На улице Карла Маркса в многоэтажном кирпичном доме добротной старорежимной кладки жили мои бабушка Ольга и дед Михаил. Квартира была коммунальная, на три семьи с общей кухней. Удобства находились за пределами жилплощади в холодном коридоре, да и удобствами их назвать было трудно. В те времена отдельные квартиры считались роскошью, вожделенной мечтой многих горожан.
Говорят, детская память цепкая, многое хранит такого, что, на первый взгляд кажется неважным, незначительным… Но по истечении времени эти крупицы воспоминаний становятся очень дороги, и ты старательно достаешь их из закромов памяти, как бисер из старинной бабушкиной шкатулки. Потому что эти крупицы памяти, эти смешные, даже, казалось бы, нелепые, эпизоды канувшей в Лету жизни — приметы времени, в котором жило целое поколение наших соотечественников.
Бабушка с дедом занимали одну большую двадцатиметровую комнату с двумя окнами, выходящими во двор, с печью-"голландкой", которая согревала обитателей квартиры в холодные зимние вечера. Помню, бабушка любила стоять у этой печки, греться и смотреть на огонь. Мебель была незатейливая, как у многих в то время: кровать, круглый стол в центре комнаты, покрытый вязаной белой скатертью, диванчик, шифоньер, швейная машинка. Над кроватью висел коврик из плотной ткани, на котором масляной краской был изображен зимний пейзаж. На переднем плане — тройка запряженных лошадей, сани несутся по лесу, а за ними гонится стая волков. В санях двое седоков, один правит лошадьми, другой отстреливается. Мой младший брат, глядя на этот коврик, размышлял: догонят волки повозку или нет?

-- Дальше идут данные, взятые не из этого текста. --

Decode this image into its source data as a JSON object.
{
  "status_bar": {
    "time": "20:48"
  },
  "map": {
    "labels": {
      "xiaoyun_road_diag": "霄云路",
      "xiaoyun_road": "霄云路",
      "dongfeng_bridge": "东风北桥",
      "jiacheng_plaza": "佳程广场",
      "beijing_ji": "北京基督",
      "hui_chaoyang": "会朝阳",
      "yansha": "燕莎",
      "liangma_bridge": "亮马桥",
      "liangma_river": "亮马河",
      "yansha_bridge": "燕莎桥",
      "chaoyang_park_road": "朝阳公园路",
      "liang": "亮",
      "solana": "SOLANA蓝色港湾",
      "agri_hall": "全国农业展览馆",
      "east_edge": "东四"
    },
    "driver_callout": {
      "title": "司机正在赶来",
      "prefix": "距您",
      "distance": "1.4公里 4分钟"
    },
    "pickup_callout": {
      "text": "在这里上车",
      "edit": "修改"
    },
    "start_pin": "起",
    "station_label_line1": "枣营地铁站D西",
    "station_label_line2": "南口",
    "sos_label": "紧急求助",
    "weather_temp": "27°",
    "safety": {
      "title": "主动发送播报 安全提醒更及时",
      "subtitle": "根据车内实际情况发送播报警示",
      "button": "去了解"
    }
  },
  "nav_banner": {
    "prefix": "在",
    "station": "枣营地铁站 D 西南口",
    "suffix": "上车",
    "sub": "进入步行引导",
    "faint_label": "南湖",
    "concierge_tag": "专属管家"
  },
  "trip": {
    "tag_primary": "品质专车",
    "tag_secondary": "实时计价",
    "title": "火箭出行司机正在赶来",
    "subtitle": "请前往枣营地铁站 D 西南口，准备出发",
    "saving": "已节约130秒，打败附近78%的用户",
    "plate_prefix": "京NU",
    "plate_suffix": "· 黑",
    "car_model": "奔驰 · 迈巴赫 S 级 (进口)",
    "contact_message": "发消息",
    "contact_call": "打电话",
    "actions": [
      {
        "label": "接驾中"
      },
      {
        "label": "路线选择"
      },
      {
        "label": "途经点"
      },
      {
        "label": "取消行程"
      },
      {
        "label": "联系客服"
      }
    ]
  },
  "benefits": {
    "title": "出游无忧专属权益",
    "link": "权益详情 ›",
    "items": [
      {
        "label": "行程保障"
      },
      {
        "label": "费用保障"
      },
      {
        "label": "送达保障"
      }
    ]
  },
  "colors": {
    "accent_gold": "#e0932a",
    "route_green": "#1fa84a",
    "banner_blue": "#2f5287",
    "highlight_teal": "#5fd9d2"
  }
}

Так вот, жили-не тужили. Про таких, как мои дед и бабушка, обычно говорят — "не пара". Она — тихая, аккуратная, домашняя, не любившая шумных компаний. Он — юркий, подвижный, жизнерадостный, бесшабашный музыкант-самоучка, игравший в духовом оркестре. Музыке дед нигде не учился, но знал ноты и старательно писал клавиры вальсов, фокстротов, танго. Он даже спал, положив под голову вместо подушки стопку любимых нот. Рядом с его кроватью всегда лежала труба. Когда приходили внуки (я и мой двоюродный брат), он часто говаривал: "Давайте-ка я вам сыграю вальсок. А хотите — танго?" — говорил, делая ударение на последнем слоге. При этом он садился посреди комнаты на пол, почему-то надевал на голову шляпу и старательно дудел в свою трубу. Он был чрезвычайно доволен, когда играл, а когда у него случались слушатели — доволен вдвойне. Трубы у него были разные: маленькая альтушка, побольше — баритон и самая большая — бас.
По воскресеньям дед часто пропадал на целый день. Бабушка сердилась, а он только добродушно бормотал: "Лель, я на сыгравку". На современном языке это означало "на репетицию". Для деда это было святое. Душа его рвалась вон из стен дома туда, где он чувствовал себя счастливым — в оркестр. Она, его душа, летела и парила, заслышав первые аккорды "Прощания славянки", и плавно кружила при звуках вальса "На сопках Маньчжурии". Часто, возвратясь поздно вечером домой, дед тихонько пел и пританцовывал — вальс еще кружил его щуплое существо, и весь он пребывал в другом, волнующем его мире, за пределами холодной квартиры, за пределами скромного размеренного домашнего быта с его ежедневными заботами и проблемами… Иногда, в шумной компании с друзьями, он мог станцевать и знойную "цыганочку", как он говорил — "с выходцем", прикрыв при этом глаза и весь отдавшись танцу.
Оркестр, в котором играл дед, сборный оркестр железнодорожников, в основном — деповских рабочих, звучал на всех городских праздниках, в разных местах города: в цирке, шатер которого стоял когда-то в центре города за "кривым" домом, в филармонии, в Винновской роще, на демонстрациях 1 мая и 7 ноября.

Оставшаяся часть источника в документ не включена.